The author cites that SCAP’s authority to impose a new constitution on Japan could be rationalized by its authority under Section 6 of the Potsdam Declaration, which stated, “There must be elimination for all time the authority and influence of those who have deceived and misled the people of Japan into embarking on world conquest.” Dower intimates that this was interpreted as requiring the establishment of constitutional protections against future abuses of authority. (347) Dower also cites Sections 10 and 12 as other sections of the Potsdam Declaration that supported SCAP’s involvement in the establishment of a new constitution.

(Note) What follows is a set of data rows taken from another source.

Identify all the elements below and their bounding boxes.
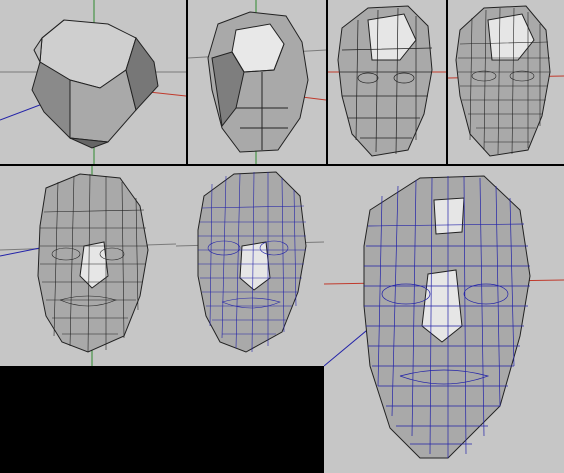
panel-stage-4 bbox=[448, 0, 564, 164]
final-head-icon bbox=[324, 175, 564, 459]
blockout-head-icon bbox=[188, 0, 326, 164]
panel-stage-3 bbox=[328, 0, 446, 164]
eyes-head-icon bbox=[448, 5, 564, 157]
modeling-stages-figure bbox=[0, 0, 564, 473]
panel-stage-7 bbox=[324, 166, 564, 473]
mouth-head-icon bbox=[0, 166, 176, 366]
refined-head-icon bbox=[176, 171, 324, 353]
panel-stage-5 bbox=[0, 166, 176, 366]
panel-stage-6 bbox=[176, 166, 324, 366]
cube-sphere-icon bbox=[0, 0, 186, 164]
panel-stage-1 bbox=[0, 0, 186, 164]
panel-stage-2 bbox=[188, 0, 326, 164]
eye-sockets-head-icon bbox=[328, 5, 446, 157]
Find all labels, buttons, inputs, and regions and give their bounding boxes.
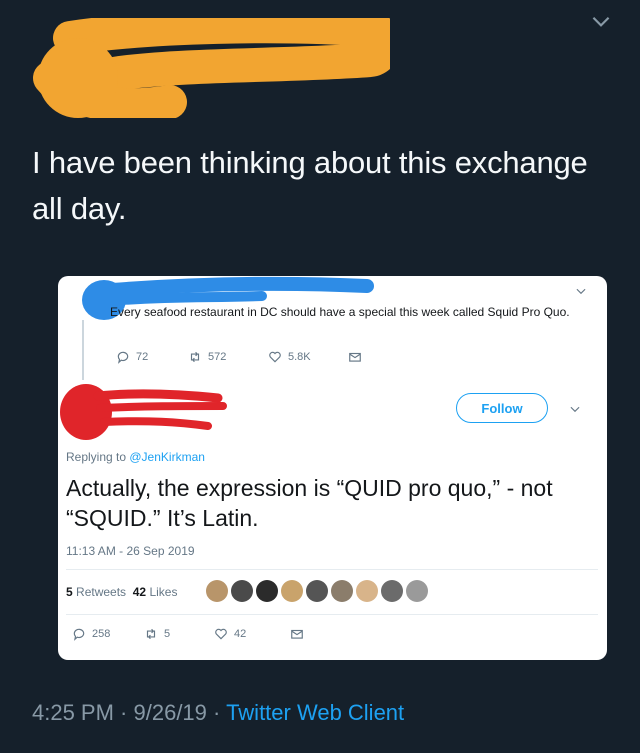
retweet-action[interactable]: 5	[144, 627, 214, 641]
chevron-down-icon[interactable]	[568, 402, 582, 416]
divider	[66, 569, 598, 570]
reply-action[interactable]: 72	[116, 350, 188, 364]
avatar[interactable]	[206, 580, 228, 602]
retweet-action[interactable]: 572	[188, 350, 268, 364]
chevron-down-icon[interactable]	[588, 8, 614, 34]
like-action[interactable]: 42	[214, 627, 290, 641]
retweet-count: 572	[208, 351, 227, 363]
retweet-icon	[190, 351, 200, 363]
divider	[66, 614, 598, 615]
reply-icon	[73, 628, 85, 641]
separator: ·	[113, 700, 134, 725]
envelope-icon	[291, 629, 303, 639]
reply-tweet-text: Actually, the expression is “QUID pro qu…	[66, 475, 553, 531]
like-action[interactable]: 5.8K	[268, 350, 348, 364]
message-action[interactable]	[290, 627, 304, 641]
tweet-text: I have been thinking about this exchange…	[32, 145, 588, 226]
retweets-label[interactable]: Retweets	[76, 585, 126, 599]
retweets-count[interactable]: 5	[66, 585, 73, 599]
parent-tweet-text: Every seafood restaurant in DC should ha…	[110, 305, 570, 319]
reply-count: 72	[136, 351, 149, 363]
follow-button[interactable]: Follow	[456, 393, 548, 423]
likes-count[interactable]: 42	[133, 585, 146, 599]
reply-icon	[117, 351, 129, 364]
avatar[interactable]	[231, 580, 253, 602]
avatar[interactable]	[381, 580, 403, 602]
like-count: 42	[234, 628, 247, 640]
likes-label[interactable]: Likes	[149, 585, 177, 599]
avatar[interactable]	[306, 580, 328, 602]
replying-handle-link[interactable]: @JenKirkman	[129, 450, 205, 464]
likers-avatars	[206, 580, 428, 602]
avatar[interactable]	[331, 580, 353, 602]
avatar[interactable]	[256, 580, 278, 602]
reply-timestamp[interactable]: 11:13 AM - 26 Sep 2019	[66, 544, 195, 558]
heart-icon	[215, 628, 227, 640]
embedded-tweet-screenshot: Every seafood restaurant in DC should ha…	[58, 276, 607, 660]
parent-tweet-actions: 72 572 5.8K	[116, 350, 362, 364]
engagement-stats: 5 Retweets 42 Likes	[66, 585, 177, 599]
redaction-scribble-red	[60, 384, 227, 440]
replying-to: Replying to @JenKirkman	[66, 450, 205, 464]
retweet-count: 5	[164, 628, 171, 640]
reply-tweet-actions: 258 5 42	[72, 627, 304, 641]
message-action[interactable]	[348, 350, 362, 364]
chevron-down-icon[interactable]	[574, 284, 588, 298]
avatar[interactable]	[406, 580, 428, 602]
thread-connector	[82, 320, 84, 380]
separator: ·	[206, 700, 227, 725]
retweet-icon	[146, 628, 156, 640]
reply-count: 258	[92, 628, 111, 640]
tweet-date[interactable]: 9/26/19	[134, 700, 207, 725]
avatar[interactable]	[356, 580, 378, 602]
reply-action[interactable]: 258	[72, 627, 144, 641]
tweet-client-link[interactable]: Twitter Web Client	[226, 700, 404, 725]
like-count: 5.8K	[288, 351, 311, 363]
avatar[interactable]	[281, 580, 303, 602]
tweet-time[interactable]: 4:25 PM	[32, 700, 114, 725]
redaction-scribble-orange	[33, 18, 390, 118]
envelope-icon	[349, 352, 361, 362]
tweet-metadata: 4:25 PM · 9/26/19 · Twitter Web Client	[32, 700, 404, 726]
replying-prefix: Replying to	[66, 450, 130, 464]
heart-icon	[269, 351, 281, 363]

After several months and seemingly frustrated, MacArthur and his top aides in Government Section [of SCAP] concluded that “the [Japanese] government was incapable of proposing revisions that would meet the Potsdam requirements.” (360) In February 1946 MacArthur ordered that Government Section draft a new constitution for Japan. This bold act, characteristically MacArthur, was an unprecedented act by an occupying power. Produced in secret in order to devise a way to give it Japanese authorship, this draft, with relatively minor changes, ultimately became the new Japanese constitution in May 1947. It was by all accounts an exceptionally liberal constitution which included reforms such as female suffrage, agrarian reform, and a highly controversial “Article 9” which denunciated war.
Dower demonstrates in many ways how the relationship between the vanquished Japanese and the allies represented by SCAP began to shift over time. The most notable of several examples was caused by the emerging Cold War. Initially, SCAP sought to foster reconstruction of Japan on a lesser economic scale and Section 9 forced demilitarization. But as Dower explains, “Driven by Cold War considerations, the Americans began to jettison many of the original ideals of ‘demilitarization and democratization’ that had seemed so unexpected and inspiring to a defeated populace in 1945.” (525) Instead of breaking up big business and prosecuting prominent capitalists and bureaucrats, as Cold War fever mounted, Americans sought to reinvigorate the economy with Japan ultimately viewed as a first line “bulwark against communism.” In the vernacular of the times, this dramatic change was referred to as the “reverse course.”
When the Korean War erupted on June 25, 1950, Japan and its US Occupation forces were nothing less than an asset against communist aggression. Moreover, the period leading up to the war saw the revitalization of key heavy industrial expansion in Japan which proved a boon to her economy. Dower tells us that during the Korean War period, American “special procurements” from Japan amounted to billions of US dollars in Japanese exports. These purchases continued for years after the end to the Korean War. Dower states: “This prolonged windfall enabled Japan to increase its imports greatly and virtually double its scale of production in key industries.” (542)
Embracing Defeat is a most important contribution to modern Japanese history. On one hand it can be viewed as a capstone to Pacific War history for it does provide an insightful epilogue to the war. In another sense this work provides a genesis to the Japanese Miracle because it ends just as Japan, Inc. is acquiring its economic footing. Dower’s ability to aptly organize his abundant scholarship into very readable prose is also noteworthy. The book belongs on the shelf of any serious student of Japan, or for that matter, any serious student of twentieth-century history.